Les fournisseurs de technologies dans les services financiers britanniques sont confrontés à une réglementation directe

Un document d’introduction publié par le gouvernement en même temps que le discours de la Reine traite des plans du gouvernement pour de nouvelles réglementations visant à soutenir l’externalisation flexible aux fournisseurs de technologie dans le secteur des services financiers. Cependant, les détails de la nature et de l’objectif de la législation proposée n’ont pas été précisés à l’époque.

Le hors-la-loi comprend maintenant, cependant, que le gouvernement a l’intention de donner suite aux recommandations formulées par le Comité de politique financière (FPC) de la Banque d’Angleterre l’année dernière.

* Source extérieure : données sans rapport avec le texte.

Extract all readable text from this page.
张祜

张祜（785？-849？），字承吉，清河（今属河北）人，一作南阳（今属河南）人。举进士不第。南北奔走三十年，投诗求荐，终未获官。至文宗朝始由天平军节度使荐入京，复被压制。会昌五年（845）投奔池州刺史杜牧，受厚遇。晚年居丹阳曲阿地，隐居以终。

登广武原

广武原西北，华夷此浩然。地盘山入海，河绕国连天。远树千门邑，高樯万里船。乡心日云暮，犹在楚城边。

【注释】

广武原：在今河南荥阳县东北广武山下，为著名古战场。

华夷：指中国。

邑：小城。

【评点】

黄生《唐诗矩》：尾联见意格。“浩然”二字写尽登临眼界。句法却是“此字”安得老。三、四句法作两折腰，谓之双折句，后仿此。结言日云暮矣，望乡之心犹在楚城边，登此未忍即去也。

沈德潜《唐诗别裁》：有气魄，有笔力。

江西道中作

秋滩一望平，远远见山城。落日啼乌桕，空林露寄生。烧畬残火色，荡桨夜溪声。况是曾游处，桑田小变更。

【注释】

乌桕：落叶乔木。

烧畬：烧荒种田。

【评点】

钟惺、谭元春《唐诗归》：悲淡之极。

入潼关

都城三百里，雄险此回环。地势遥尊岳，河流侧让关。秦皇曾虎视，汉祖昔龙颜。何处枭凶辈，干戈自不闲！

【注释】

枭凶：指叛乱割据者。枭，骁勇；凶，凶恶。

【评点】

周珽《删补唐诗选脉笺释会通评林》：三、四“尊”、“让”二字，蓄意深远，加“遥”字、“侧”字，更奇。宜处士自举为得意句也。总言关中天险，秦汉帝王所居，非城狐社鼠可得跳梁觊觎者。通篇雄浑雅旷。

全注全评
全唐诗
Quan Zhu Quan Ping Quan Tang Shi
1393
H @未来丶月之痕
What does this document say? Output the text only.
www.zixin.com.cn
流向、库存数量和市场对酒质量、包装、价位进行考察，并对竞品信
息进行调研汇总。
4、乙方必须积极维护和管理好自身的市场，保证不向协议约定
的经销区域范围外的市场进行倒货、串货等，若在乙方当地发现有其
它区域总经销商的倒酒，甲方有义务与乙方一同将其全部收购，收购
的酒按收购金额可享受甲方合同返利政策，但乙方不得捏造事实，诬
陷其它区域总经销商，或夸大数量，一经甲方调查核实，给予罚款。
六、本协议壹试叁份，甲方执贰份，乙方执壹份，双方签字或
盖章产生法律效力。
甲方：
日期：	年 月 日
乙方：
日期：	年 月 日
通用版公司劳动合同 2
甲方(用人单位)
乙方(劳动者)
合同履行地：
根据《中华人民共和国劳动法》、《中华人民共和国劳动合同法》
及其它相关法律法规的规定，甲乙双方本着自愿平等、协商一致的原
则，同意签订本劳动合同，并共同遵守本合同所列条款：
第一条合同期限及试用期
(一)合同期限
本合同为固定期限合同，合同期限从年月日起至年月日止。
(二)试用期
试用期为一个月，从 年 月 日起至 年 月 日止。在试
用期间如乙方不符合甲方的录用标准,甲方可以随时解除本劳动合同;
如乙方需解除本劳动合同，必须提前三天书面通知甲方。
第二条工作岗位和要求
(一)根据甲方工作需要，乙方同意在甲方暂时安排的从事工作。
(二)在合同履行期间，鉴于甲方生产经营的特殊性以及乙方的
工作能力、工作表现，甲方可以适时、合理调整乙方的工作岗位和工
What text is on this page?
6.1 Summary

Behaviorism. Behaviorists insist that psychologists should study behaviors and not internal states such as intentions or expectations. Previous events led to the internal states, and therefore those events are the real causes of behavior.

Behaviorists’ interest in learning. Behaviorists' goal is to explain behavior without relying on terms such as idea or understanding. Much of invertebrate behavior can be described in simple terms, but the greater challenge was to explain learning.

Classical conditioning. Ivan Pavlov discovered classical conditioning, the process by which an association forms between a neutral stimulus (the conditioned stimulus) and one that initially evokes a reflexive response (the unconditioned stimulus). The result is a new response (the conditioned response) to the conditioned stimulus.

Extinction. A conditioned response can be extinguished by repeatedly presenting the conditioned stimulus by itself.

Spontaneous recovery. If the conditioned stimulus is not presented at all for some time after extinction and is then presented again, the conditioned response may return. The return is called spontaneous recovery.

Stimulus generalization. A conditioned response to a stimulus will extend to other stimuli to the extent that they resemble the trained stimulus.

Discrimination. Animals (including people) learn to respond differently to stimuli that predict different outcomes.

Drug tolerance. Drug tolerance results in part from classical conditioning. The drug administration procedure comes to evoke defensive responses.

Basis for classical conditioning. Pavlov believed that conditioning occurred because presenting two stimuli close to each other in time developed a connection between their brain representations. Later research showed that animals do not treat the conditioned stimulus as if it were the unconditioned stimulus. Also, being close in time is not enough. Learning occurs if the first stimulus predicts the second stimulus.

Il a déclaré que “des mesures politiques supplémentaires, dont certaines nécessitent des modifications législatives, seront probablement nécessaires pour atténuer les risques pour la stabilité financière posés par la concentration dans la fourniture de certains services de tiers”.

Le FPC a souligné que le secteur britannique des services financiers s’appuie de plus en plus sur des “tiers critiques” (CTP). S’il a déclaré que cela pourrait avoir des avantages tels qu’une “résistance opérationnelle améliorée”, il a déclaré que “la criticité croissante des services fournis par CTP, ainsi que la concentration dans un petit nombre de fournisseurs, pose un risque pour la stabilité financière en l’absence de une plus grande surveillance réglementaire directe ».

Pendant ce temps, le FPC a énuméré certaines mesures politiques qu’il juge nécessaires, notamment “un cadre approprié pour désigner certains prestataires de services externes comme critiques ; normes d’immunité; et tests de résistance ». Out-Law comprend que la nouvelle loi sur les services et marchés financiers prévoira des mesures politiques telles que celles-ci.

Angus McFadyen de Pinsent Masons, spécialiste de l’application du droit de la technologie au secteur des services financiers, a déclaré: “Il est logique de s’attendre à ce que les nouvelles règles britanniques soient conformes aux propositions de l’UE pour une nouvelle loi sur la résilience numérique (DORA), des objectifs similaires et les préoccupations des régulateurs dans toute l’Europe ».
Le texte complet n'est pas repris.